Ofereci-lhe, no entanto, a poltrona da mãe, substituindo-o na do pai. Quem sabe nossos corpos na troca não nos seguiriam, e, na poltrona do pai, eu usufruiria do seu arrebato. Deste modo amando-me ali mesmo, eu a pedir-lhe cuidados, ele fazendo-me ver que o vasto e inexplorado corpo da mulher também produzia morango, pistache, êxtase e seus cremes. E não é assim que se encanta ela com o próprio corpo? E quando o seu amor sempre rigoroso me fizesse sofrer, eu aconselharia prudência até habituar-me à dor de ser amada.

Enquanto pensava na dor de ser amada, ele descreveria a sua mulher para eu entender que a luz de tais palavras difamava a escuridão do corpo da companheira. Os olhos brilhantes, eu me via assaltada pelo prazer de sua confissão. Excitava-me que corrompesse a mulher com a verdade, e confessasse que ainda a suportava pelos filhos e pelas vezes em que tomaram sorvete juntos na praça, e pago com as moedas do seu capricho e da sua tenacidade.

A mulher sempre o recriminou por gastar dinheiro com bobagens. Ele defendia-se, que outra ilusão lhes restava? Ela recusou- lhe a mão, ele pedia que fizessem as pazes, afinal haviam fabricado, mais que a memória do sorvete e do pão diário, os três filhos. Ali estavam eles provando o quanto seus corpos agitaram-se na cama, embora sufocassem os gemidos do amor áspero e condenado pelos vagões da Leopoldina.

Eu quis gritar, não me fale mais desta mulher.
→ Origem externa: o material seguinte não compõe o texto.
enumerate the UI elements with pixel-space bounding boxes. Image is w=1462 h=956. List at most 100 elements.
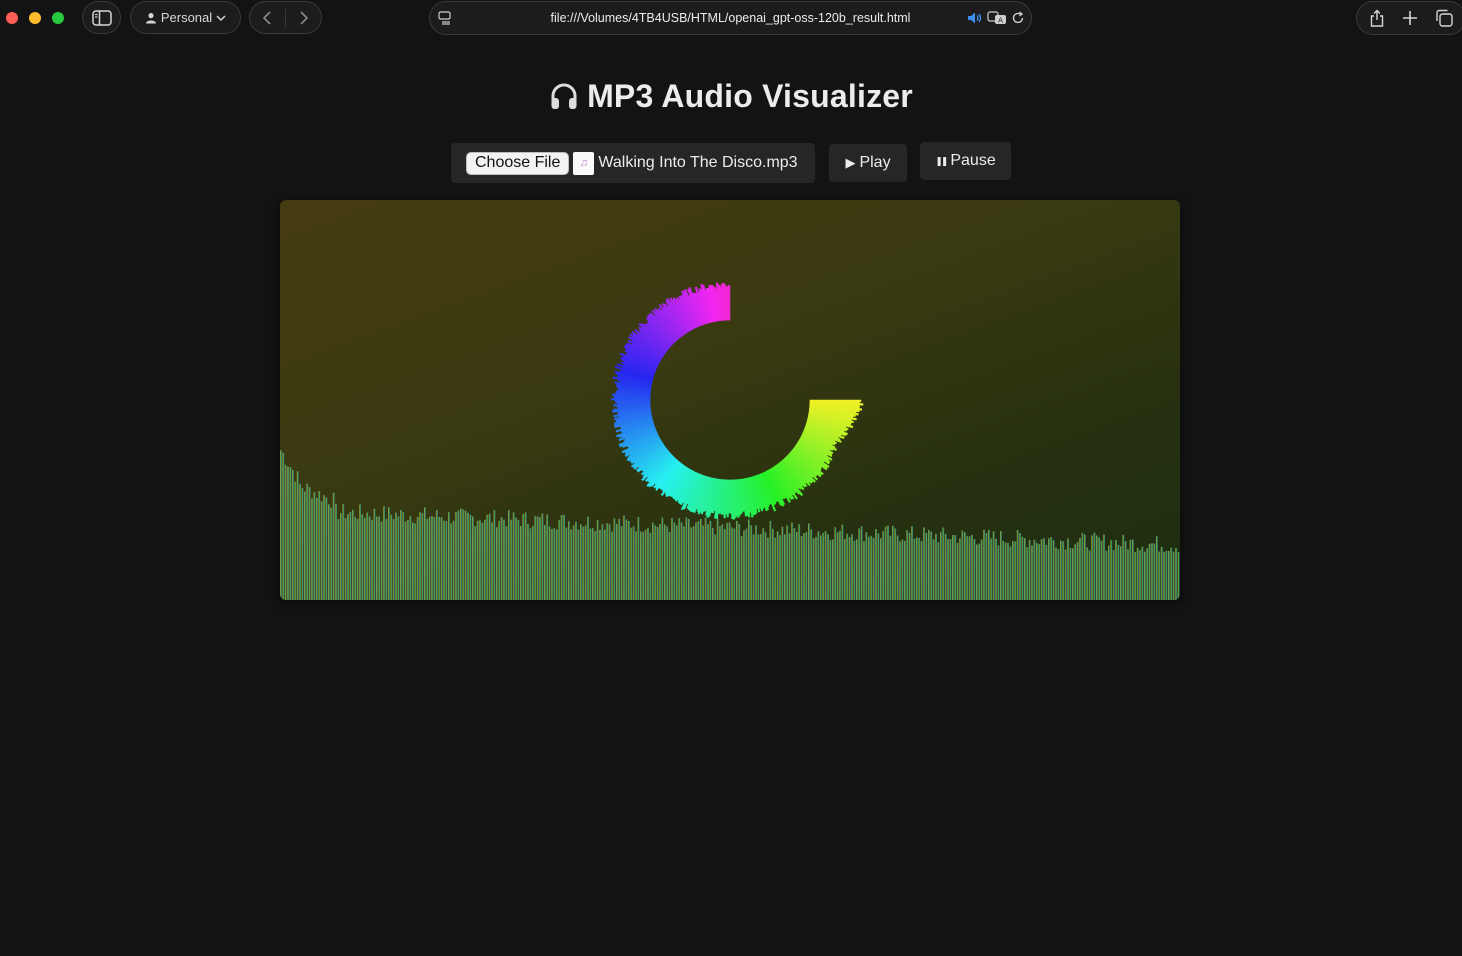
frequency-bar [1019, 533, 1021, 600]
frequency-bar [721, 524, 724, 600]
frequency-bar [690, 527, 693, 600]
frequency-bar [968, 536, 971, 600]
frequency-bar [1086, 547, 1089, 600]
frequency-bar [424, 507, 426, 600]
frequency-bar [736, 520, 738, 600]
frequency-bar [292, 469, 294, 600]
frequency-bar [512, 512, 515, 600]
frequency-bar [668, 532, 671, 600]
zoom-window-button[interactable] [52, 12, 64, 24]
frequency-bar [400, 510, 402, 600]
frequency-bar [688, 518, 690, 600]
frequency-bar [642, 531, 645, 600]
frequency-bar [745, 528, 748, 600]
sidebar-toggle-button[interactable] [82, 1, 121, 34]
frequency-bar [755, 525, 757, 600]
frequency-bar [587, 516, 589, 600]
frequency-bar [654, 525, 657, 600]
frequency-bar [683, 526, 685, 600]
frequency-bar [848, 537, 851, 600]
frequency-bar [664, 524, 666, 600]
frequency-bar [700, 518, 702, 600]
translate-icon[interactable]: A [987, 11, 1007, 25]
frequency-bar [697, 521, 700, 600]
close-window-button[interactable] [6, 12, 18, 24]
frequency-bar [796, 531, 798, 600]
frequency-bar [412, 522, 414, 600]
frequency-bar [299, 483, 301, 600]
frequency-bar [913, 538, 916, 600]
frequency-bar [1160, 546, 1163, 600]
frequency-bar [1091, 535, 1093, 600]
frequency-bar [1144, 551, 1146, 600]
frequency-bar [1040, 539, 1043, 600]
frequency-bar [520, 526, 522, 600]
frequency-bar [812, 538, 815, 600]
frequency-bar [724, 529, 726, 600]
frequency-bar [764, 532, 767, 600]
speaker-icon[interactable] [967, 11, 983, 25]
pause-button[interactable]: ❚❚ Pause [920, 142, 1011, 180]
frequency-bar [673, 522, 676, 600]
frequency-bar [817, 531, 820, 600]
frequency-bar [1012, 541, 1014, 600]
frequency-bar [659, 524, 661, 600]
address-bar[interactable]: file:///Volumes/4TB4USB/HTML/openai_gpt-… [429, 1, 1032, 35]
frequency-bar [280, 450, 282, 600]
play-icon: ▶ [845, 155, 856, 170]
frequency-bar [920, 541, 923, 600]
frequency-bar [964, 532, 966, 600]
frequency-bar [1052, 540, 1055, 600]
frequency-bar [973, 539, 976, 600]
frequency-bar [592, 528, 594, 600]
frequency-bar [304, 491, 306, 600]
frequency-bar [827, 534, 829, 600]
frequency-bar [676, 525, 678, 600]
frequency-bar [904, 540, 906, 600]
frequency-bars [280, 450, 1180, 600]
frequency-bar [618, 518, 621, 600]
frequency-bar [311, 498, 313, 600]
frequency-bar [544, 525, 546, 600]
frequency-bar [1175, 547, 1177, 600]
frequency-bar [779, 535, 781, 600]
back-arrow-icon[interactable] [262, 10, 272, 26]
sidebar-icon [91, 9, 112, 26]
choose-file-button[interactable]: Choose File [466, 151, 570, 175]
frequency-bar [767, 537, 769, 600]
new-tab-icon[interactable] [1402, 10, 1418, 26]
frequency-bar [1084, 534, 1086, 600]
frequency-bar [880, 538, 882, 600]
selected-file-name: Walking Into The Disco.mp3 [598, 154, 798, 171]
frequency-bar [282, 452, 285, 600]
file-input[interactable]: Choose File ♫ Walking Into The Disco.mp3 [451, 143, 815, 183]
share-icon[interactable] [1369, 9, 1385, 27]
frequency-bar [599, 529, 601, 600]
frequency-bar [560, 515, 563, 600]
frequency-bar [426, 518, 429, 600]
play-button[interactable]: ▶ Play [829, 144, 907, 182]
reload-icon[interactable] [1011, 11, 1025, 25]
chevron-down-icon [216, 14, 226, 21]
frequency-bar [452, 520, 455, 600]
frequency-bar [661, 517, 664, 600]
frequency-bar [402, 512, 405, 600]
frequency-bar [572, 525, 575, 600]
profile-menu-button[interactable]: Personal [130, 1, 241, 34]
frequency-bar [1028, 539, 1031, 600]
frequency-bar [1151, 543, 1153, 600]
forward-arrow-icon[interactable] [299, 10, 309, 26]
frequency-bar [625, 519, 628, 600]
frequency-bar [1081, 532, 1084, 600]
frequency-bar [1096, 535, 1098, 600]
frequency-bar [301, 488, 304, 600]
frequency-bar [738, 523, 741, 600]
minimize-window-button[interactable] [29, 12, 41, 24]
frequency-bar [851, 534, 853, 600]
frequency-bar [1026, 547, 1029, 600]
frequency-bar [553, 528, 556, 600]
frequency-bar [541, 513, 544, 600]
tab-overview-icon[interactable] [1435, 9, 1453, 27]
frequency-bar [844, 539, 846, 600]
frequency-bar [1117, 544, 1120, 600]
Ele voltava à família, ao sorvete, sua vocação de artista. Aos domingos, estou sempre na geral, sou um geraldino. Insinuava-se escravo dos apetites, capaz de perder-se na carne e na paixão futebolística. Não queria transferir-me de modo grosseiro a carga de um amor impossível. Aías, por que impossível, se a partir daquela tarde não haveria um só dia sem a sua sombra, sem a memória do ontem, tudo que me ajudasse a recuperar o tempo perdido. E suas mãos encantadas dariam relevo às protuberâncias do meu corpo do modo como trabalhavam o sorvete com a pá de madeira. E não seria ele capaz de resgatar a beleza de um dorso, o reflexo de um púbis dourado?

Ele pediu desculpas, era tarde, não podia mais ficar. Precisava enfrentar o trem da Leopoldina, ali se congregavam os irmãos menores de uma ordem pobre. Desenhava um mapa cheio de acidentes. Havia cascatas, rios, perigos, talvez para assim eu oferecer-lhe a chave da porta, antes da chave do meu corpo. Voltei do quarto com moedas e notas, tome um táxi desta vez, fique também com esta chave, sempre esteve no chaveiro do pai.

Dei-lhe a mão, amanhã seria meu de novo. Hoje ainda dormiria com a mulher. Sua última viagem pelos trilhos da Leopoldina. Só mesmo a timidez o impedira de confessar que eu era o sorvete a que adicionaria baunilha, amora, todas as volúpias. Seguramente a memória que buscava com a mesma avidez com que se destrói sem querer um vaso de cristal. Nada, porém, impediria que viesse de novo a mim, me tomasse nos braços, me lambesse devagar até o desfalecimento. Ainda que tenha esquecido a chave sobre o aparador da sala e precise apertar a campainha da porta. Eu o ouvirei a qualquer hora. Quase nunca saio.